Based on brain MR images of people with the human immunodeficiency virus (HIV), researchers have identified regions of early atrophy that could adversely affect the neurocognitive skills of HIV-positive individuals, according to a meta-analysis published March 28 in Human Brain Mapping.
The group used MRI results to develop a two-stage model of the effects of HIV infection. First, the virus leads to atrophy in the frontal lobe, which links the brain's networks and controls executive and cognitive functions, beginning at the time of HIV infection. In contrast, damage to the caudate-striatum region, part of the brain's motor and reward system, becomes more evident when individuals develop clinical HIV-associated neurocognitive disorder symptoms.
"We have long known about neurocognitive impairment resulting from HIV, but this is the first time we have a neural model to relate neurocognitive impairment severity to injury in certain brain structures," said senior author, Xiong Jiang, PhD, director of Georgetown's Cognitive Neuroimaging Laboratory.
Jiang and colleagues have been researching the effects of HIV infection on the brain for several years. Their 2015 study used functional MRI (fMRI) to detect deficits in cognitive function among older HIV-positive individuals, many of whom had normal scores on neuropsychological tests.

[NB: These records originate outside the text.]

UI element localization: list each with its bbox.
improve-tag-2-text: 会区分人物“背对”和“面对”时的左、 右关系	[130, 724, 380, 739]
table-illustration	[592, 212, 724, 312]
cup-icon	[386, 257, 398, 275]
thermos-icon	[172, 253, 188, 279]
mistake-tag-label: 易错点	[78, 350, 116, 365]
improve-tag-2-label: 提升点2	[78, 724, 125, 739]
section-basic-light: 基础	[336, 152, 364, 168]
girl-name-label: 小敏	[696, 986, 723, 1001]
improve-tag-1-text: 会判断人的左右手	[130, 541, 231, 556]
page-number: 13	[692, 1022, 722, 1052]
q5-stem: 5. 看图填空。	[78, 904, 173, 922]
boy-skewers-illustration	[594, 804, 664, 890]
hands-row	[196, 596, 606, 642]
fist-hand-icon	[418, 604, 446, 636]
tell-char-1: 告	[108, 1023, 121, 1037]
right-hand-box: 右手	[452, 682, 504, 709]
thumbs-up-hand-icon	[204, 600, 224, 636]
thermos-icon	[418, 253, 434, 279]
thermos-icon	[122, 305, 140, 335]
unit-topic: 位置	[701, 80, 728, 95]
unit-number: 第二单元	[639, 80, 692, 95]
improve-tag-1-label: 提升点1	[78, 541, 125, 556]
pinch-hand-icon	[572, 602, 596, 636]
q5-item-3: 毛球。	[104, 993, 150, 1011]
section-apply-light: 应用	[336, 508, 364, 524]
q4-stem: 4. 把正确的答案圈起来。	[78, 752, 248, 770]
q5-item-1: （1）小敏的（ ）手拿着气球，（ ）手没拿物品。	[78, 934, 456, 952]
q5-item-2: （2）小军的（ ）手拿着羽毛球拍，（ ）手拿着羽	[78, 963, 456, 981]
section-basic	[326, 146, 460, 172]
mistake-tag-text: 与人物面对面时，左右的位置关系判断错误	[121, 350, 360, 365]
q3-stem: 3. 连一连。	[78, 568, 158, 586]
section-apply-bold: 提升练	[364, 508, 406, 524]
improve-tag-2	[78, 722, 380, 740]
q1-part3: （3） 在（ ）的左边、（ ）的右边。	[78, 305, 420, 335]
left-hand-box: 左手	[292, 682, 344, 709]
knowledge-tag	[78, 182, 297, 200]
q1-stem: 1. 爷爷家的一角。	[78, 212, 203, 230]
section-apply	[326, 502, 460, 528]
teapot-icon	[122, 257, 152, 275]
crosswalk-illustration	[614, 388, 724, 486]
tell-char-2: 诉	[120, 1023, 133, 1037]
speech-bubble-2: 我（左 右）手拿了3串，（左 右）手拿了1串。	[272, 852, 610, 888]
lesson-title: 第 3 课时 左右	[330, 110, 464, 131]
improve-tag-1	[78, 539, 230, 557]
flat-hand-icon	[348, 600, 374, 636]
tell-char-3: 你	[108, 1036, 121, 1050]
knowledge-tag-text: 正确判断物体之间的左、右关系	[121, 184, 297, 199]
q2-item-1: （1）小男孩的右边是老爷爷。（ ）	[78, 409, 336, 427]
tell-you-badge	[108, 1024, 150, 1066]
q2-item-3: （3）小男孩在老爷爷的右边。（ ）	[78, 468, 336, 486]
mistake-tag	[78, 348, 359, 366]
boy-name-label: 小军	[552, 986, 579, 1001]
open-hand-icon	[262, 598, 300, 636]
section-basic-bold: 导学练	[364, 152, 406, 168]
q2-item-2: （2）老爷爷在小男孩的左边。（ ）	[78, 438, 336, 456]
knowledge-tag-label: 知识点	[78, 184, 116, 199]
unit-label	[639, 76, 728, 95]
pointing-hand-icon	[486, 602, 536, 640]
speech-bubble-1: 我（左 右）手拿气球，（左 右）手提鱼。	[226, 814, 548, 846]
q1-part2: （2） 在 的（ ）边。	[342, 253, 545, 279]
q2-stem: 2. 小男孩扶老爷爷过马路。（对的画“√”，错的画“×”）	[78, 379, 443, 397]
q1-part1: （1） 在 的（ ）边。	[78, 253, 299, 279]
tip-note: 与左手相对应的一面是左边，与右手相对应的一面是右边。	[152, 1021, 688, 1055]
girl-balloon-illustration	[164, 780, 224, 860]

For the current study, the researchers used an approach known as colocalization-likelihood estimation to evaluate HIV-related brain atrophy across 25 published studies. The methodology was developed by study co-author Dr. Peter Turkeltaub, PhD, an associate professor of neurology at Georgetown.

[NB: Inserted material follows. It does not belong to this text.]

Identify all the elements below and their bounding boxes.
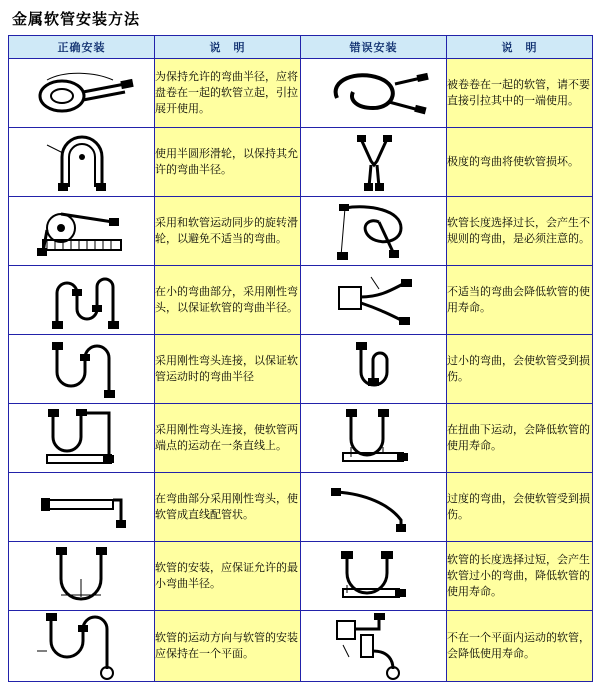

The results suggest the use of a two-stage model to evaluate HIV-associated neurocognitive disorder in the context of brain atrophy. The first stage involves the frontal lobe, including the anterior cingulate cortex, while the second phase links HIV with neurocognitive impairment.

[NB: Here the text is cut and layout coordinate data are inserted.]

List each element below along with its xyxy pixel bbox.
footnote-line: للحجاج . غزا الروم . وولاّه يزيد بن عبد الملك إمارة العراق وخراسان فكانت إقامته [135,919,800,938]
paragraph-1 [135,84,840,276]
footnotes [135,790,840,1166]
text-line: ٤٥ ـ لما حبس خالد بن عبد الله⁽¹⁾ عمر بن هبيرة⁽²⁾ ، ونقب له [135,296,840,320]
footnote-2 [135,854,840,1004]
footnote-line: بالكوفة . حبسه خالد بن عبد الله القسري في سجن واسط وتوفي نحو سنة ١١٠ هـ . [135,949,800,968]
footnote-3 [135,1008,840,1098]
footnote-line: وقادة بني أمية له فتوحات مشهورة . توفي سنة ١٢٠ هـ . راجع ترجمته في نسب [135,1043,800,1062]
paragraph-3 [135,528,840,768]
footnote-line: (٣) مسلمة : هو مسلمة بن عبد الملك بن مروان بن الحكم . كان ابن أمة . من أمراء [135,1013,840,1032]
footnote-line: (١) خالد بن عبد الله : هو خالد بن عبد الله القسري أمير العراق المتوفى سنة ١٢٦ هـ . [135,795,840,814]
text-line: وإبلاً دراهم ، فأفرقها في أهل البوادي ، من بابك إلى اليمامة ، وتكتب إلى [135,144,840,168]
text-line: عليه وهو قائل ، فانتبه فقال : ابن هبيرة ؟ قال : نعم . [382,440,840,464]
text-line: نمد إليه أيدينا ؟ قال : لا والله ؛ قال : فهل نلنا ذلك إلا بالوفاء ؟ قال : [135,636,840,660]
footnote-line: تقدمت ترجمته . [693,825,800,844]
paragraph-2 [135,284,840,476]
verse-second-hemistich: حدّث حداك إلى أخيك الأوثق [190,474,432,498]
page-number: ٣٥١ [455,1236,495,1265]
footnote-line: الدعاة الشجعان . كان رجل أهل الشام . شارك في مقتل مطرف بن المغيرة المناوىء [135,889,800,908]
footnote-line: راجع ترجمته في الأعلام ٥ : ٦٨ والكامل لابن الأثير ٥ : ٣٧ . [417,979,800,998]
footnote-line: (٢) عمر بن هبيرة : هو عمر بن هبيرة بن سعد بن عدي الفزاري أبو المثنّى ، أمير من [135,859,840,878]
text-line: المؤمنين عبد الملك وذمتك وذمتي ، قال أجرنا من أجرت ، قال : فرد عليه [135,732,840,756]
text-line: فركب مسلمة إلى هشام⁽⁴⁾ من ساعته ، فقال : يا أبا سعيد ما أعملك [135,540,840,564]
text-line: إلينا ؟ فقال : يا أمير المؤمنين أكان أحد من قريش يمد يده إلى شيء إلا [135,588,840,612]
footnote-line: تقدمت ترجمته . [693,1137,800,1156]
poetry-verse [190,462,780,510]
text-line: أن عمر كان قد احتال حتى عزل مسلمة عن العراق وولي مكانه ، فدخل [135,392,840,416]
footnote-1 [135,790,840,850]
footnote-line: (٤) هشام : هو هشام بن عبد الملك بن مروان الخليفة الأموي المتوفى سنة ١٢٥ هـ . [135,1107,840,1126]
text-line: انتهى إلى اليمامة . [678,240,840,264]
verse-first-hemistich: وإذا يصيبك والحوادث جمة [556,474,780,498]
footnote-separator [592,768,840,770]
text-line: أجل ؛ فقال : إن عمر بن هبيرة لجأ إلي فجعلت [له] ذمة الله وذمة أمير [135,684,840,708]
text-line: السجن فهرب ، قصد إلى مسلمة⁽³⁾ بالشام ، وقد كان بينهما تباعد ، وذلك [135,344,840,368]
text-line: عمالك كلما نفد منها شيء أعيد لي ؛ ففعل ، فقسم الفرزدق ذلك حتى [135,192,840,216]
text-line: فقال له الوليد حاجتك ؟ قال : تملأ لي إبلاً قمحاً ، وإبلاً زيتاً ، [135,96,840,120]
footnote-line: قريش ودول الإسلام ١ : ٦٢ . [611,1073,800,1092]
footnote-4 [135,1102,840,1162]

Through this model, the researchers determined that the frontal lobe is the most frequently affected brain region in HIV-positive adults, while the neural injury to the caudate-striatum area was consistently linked with neurocognitive impairment.
"There is a strong desire for a neural model of HIV-associated neurocognitive disorder severity, which currently is solely defined by neurobehavioral assessments using standard neuropsychological tests," Jiang said. "This model, while highly simplified, might have the potential to help to develop targeted treatment, which in turn might be more effective."
While the researchers acknowledged that the model is not perfect, it does offer "meaningful theoretical and practical implications" for the clinical diagnosis, management, treatment, and future research of HIV-associated neurocognitive disorder, Jiang said. "It will be of a great interest for future studies to explicitly test the model's predictions," he added.